DS Alex Morrow is sent along to investigate. What the reader picks up from the early encounters with Morrow is that she’s from a complicated working-class family, that she’s no fan of her superiors and that she’s pregnant with twins. She also cares about her new victim and has to fight with the men around her to get to see this as the murder of an innocent rather than simply another paid-by-the-hour job.
The story unfolds wonderfully.
The teenage boy killers attend a private, very exclusive Scottish school. Thomas and Squeak are soon separated when Thomas leaves for home after his rich and infamous father has committed suicide.

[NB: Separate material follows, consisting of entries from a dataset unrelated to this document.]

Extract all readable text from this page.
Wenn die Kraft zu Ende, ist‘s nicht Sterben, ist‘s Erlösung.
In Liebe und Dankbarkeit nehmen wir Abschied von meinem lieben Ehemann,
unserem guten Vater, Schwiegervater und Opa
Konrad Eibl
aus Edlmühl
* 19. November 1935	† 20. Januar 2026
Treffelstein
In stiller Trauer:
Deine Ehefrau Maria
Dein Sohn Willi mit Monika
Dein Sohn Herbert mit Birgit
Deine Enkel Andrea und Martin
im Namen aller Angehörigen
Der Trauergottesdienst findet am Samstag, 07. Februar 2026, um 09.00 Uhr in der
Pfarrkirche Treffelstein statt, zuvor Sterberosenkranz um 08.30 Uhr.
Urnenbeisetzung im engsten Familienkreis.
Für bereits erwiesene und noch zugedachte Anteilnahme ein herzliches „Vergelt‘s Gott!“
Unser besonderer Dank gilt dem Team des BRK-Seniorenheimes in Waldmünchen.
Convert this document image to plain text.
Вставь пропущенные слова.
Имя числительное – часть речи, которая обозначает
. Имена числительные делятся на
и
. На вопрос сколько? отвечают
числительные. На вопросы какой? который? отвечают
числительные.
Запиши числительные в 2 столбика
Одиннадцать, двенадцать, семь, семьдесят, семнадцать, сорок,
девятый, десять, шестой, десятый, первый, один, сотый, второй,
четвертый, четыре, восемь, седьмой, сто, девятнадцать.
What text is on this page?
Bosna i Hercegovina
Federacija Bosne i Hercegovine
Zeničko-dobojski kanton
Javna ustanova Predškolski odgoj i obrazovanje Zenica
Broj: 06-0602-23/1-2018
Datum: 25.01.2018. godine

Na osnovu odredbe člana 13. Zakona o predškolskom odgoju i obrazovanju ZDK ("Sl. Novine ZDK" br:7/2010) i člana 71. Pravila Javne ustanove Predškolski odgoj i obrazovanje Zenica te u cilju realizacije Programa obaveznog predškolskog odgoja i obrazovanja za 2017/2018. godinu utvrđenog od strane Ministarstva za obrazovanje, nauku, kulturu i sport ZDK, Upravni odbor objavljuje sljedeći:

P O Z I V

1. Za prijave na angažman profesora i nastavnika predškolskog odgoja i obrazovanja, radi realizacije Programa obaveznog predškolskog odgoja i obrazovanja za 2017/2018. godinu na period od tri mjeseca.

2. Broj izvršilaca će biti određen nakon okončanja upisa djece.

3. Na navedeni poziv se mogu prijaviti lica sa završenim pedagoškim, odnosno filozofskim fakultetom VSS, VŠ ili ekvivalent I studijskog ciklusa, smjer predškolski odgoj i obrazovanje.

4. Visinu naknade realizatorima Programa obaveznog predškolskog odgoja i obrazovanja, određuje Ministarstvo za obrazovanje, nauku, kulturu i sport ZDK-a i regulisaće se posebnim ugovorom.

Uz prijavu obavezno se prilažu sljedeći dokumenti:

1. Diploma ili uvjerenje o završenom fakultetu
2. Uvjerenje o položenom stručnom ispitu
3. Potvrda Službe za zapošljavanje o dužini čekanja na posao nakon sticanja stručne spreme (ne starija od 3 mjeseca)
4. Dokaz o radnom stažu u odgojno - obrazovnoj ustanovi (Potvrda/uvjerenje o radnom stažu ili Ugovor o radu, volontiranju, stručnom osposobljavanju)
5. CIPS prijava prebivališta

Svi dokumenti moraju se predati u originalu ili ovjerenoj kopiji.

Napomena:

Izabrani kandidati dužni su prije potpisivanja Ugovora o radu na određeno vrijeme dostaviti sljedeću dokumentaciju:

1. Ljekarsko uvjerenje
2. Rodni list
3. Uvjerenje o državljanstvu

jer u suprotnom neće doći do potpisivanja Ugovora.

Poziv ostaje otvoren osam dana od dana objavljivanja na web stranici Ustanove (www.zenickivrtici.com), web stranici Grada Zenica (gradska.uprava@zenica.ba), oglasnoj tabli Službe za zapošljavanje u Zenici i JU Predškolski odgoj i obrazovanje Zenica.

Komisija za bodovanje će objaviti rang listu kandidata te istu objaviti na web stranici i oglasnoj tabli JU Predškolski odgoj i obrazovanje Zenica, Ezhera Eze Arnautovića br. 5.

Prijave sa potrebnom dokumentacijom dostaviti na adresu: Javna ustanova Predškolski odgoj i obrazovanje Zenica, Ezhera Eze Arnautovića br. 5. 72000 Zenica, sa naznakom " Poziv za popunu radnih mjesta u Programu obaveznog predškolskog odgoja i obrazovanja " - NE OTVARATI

Lars Anderson has been losing the money of many in the recent financial crash, a crash that impacts upon many in this novel.
Morrow encounters an old friend in the form of Kay, the cleaner who once worked for the victim and her mother and continues to clean for other families in the area. This opens the doors to a range of complications which make rather uncomfortable reading in a pleasure/pain sort of way. It's a relationship and a set of consequences that I particularly enjoyed following.
The resolution of the story is for you to find out. All I’ll say is that it winds up with a growing sense of the need for justice and an accelerated desire to reach the end and find out what that might be. There was no let down when I finally got there, just a perfectly formed moment that I genuinely hadn’t expected, one that passes comment on a world that so often doesn’t seem fair.
It is a police procedural, but it has a huge amount to offer beyond that. The stories seem to me to be about people and the way they are affected by crime as much as they seem to be about the serving of justice, after all justice as offered by the legal system will rarely have the power to redress the injustices of our society.
Mina has a great empathy with her characters. Seems to really see the subtle ways in which they interpret the world and are formed by their experiences of it. Can paint detailed pictures of the lives of her characters by sketching in minor details that are striking in way they expose the inner workings of the people in this book.
She also explores identity in a number of ways. No one is as they seem, each person has a life beneath the veneer of their stereotypes or the first impressions they create. Class, religion, personal flaws, successes and tragedies are all brought to the surface in a book that refuses to leave human beings as two-dimensional items.
It’s a very engaging read that’s written with real skill and feeling and I’ll definitely be reading more of Mina’s work in the future. Very good indeed.